The free delivery of premium motor spirit (PMS), otherwise known as petrol, across the country by the Dangote Petroleum Refinery will finally begin in January 2026. This was earlier scheduled for August 2025

This move, according to the Independent Petroleum Marketers Association of Nigeria (IPMAN), will bring down the price of the product in Nigeria.

The group has, therefore, urged all its members nationwide to patronise the Lagos-based private oil facility because it offers the best affordable price for all marketers.

Dangote Refinery has agreed to directly supply PMS to registered members of IPMAN, according to a statement signed and issued by the organisation’s president, Mr Abubakar Maigandi Shettima.

At a press conference held in Abuja yesterday on recent happenings in the oil and gas sector, IPMAN also applauded the support of the Chairman of Dangote Petroleum Refinery, Mr Aliko Dangote towards the federal government, which it noted has become evident in the regular reduction of the petroleum pump price.

“The association has the highest percentage of the supply chain of the PMS downstream sector, controlling over 80 per cent of the petrol retail market. We therefore declare that there will be no gap or scarcity in PMS supply to Nigerians.

“We are also excited at the recent agreement by the Dangote Refinery to begin the supply of PMS products directly to registered IPMAN members, and its free delivery to our filling stations anywhere and everywhere in Nigeria which will commence in January 2026.

“This will again, certainly lead to further decrease in the pump price of the products at our filing stations.

“Therefore, I am calling on all IPMAN members nationwide to prioritise patronising the Dangote Refinery in their purchase of PMS products, as they already offer the best affordable prize for all marketers today,” the group stated.

“At IPMAN we have no doubt as to the viability of the oil and gas policies being initiated by the federal government, and we have ceaselessly called and sought for enhanced cooperation across all levels of governance in the oil and gas sector. Hence, our repeated persuasion to always partner the Dangote refinery, to ensure the steady availability of PMS products.

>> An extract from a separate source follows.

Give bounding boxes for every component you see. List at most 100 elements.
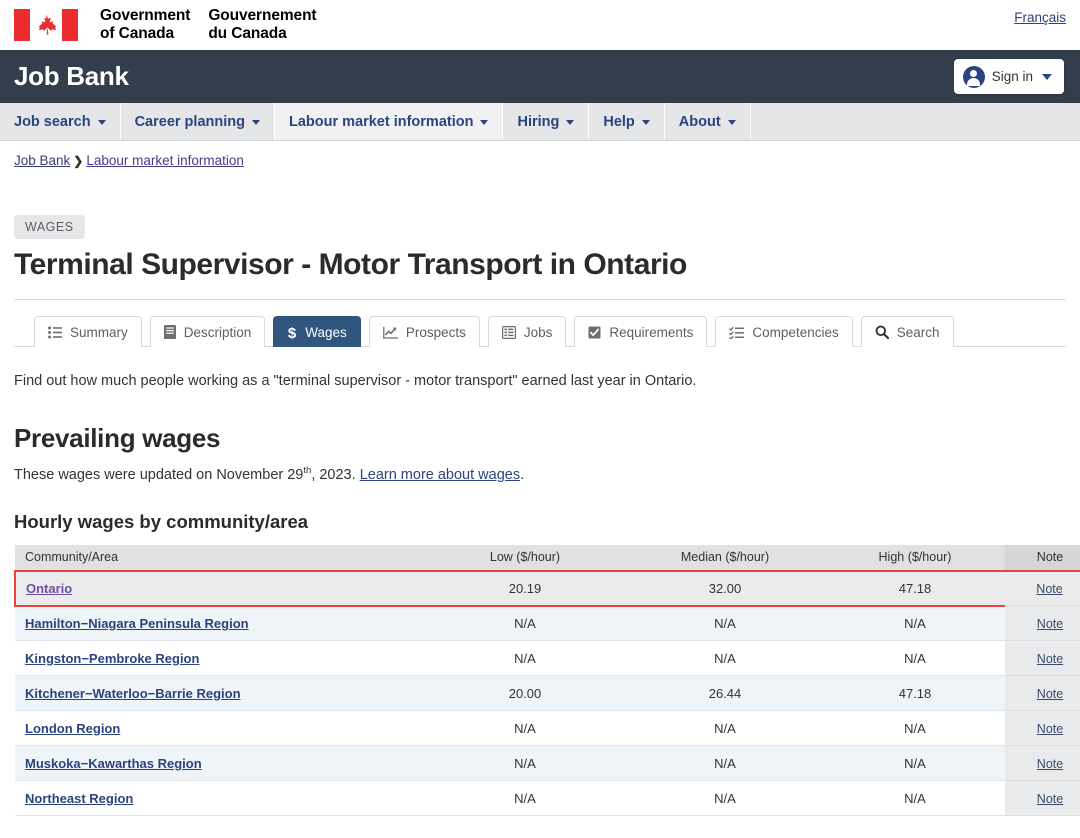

“The focus of the Dangote & IPMAN partnership, has always been geared towards making life better for Nigerians. And of course, this blooming partnership would never have been possible without the pragmatic leadership of President Bola Tinubu, and his sound judgment in readjusting the leadership of the NMDPRA and the NUPRC.

“Our position has always been to deepen domestic refining in order to eradicate imports of petroleum products. Continuous import is NOT an acceptable parallel business model, because issuing import licenses recklessly distorts market dynamics, drains foreign exchange, enthrones poverty, destroys jobs, and scares potential investors away,” Mr Shettima was quoted as saying in the statement.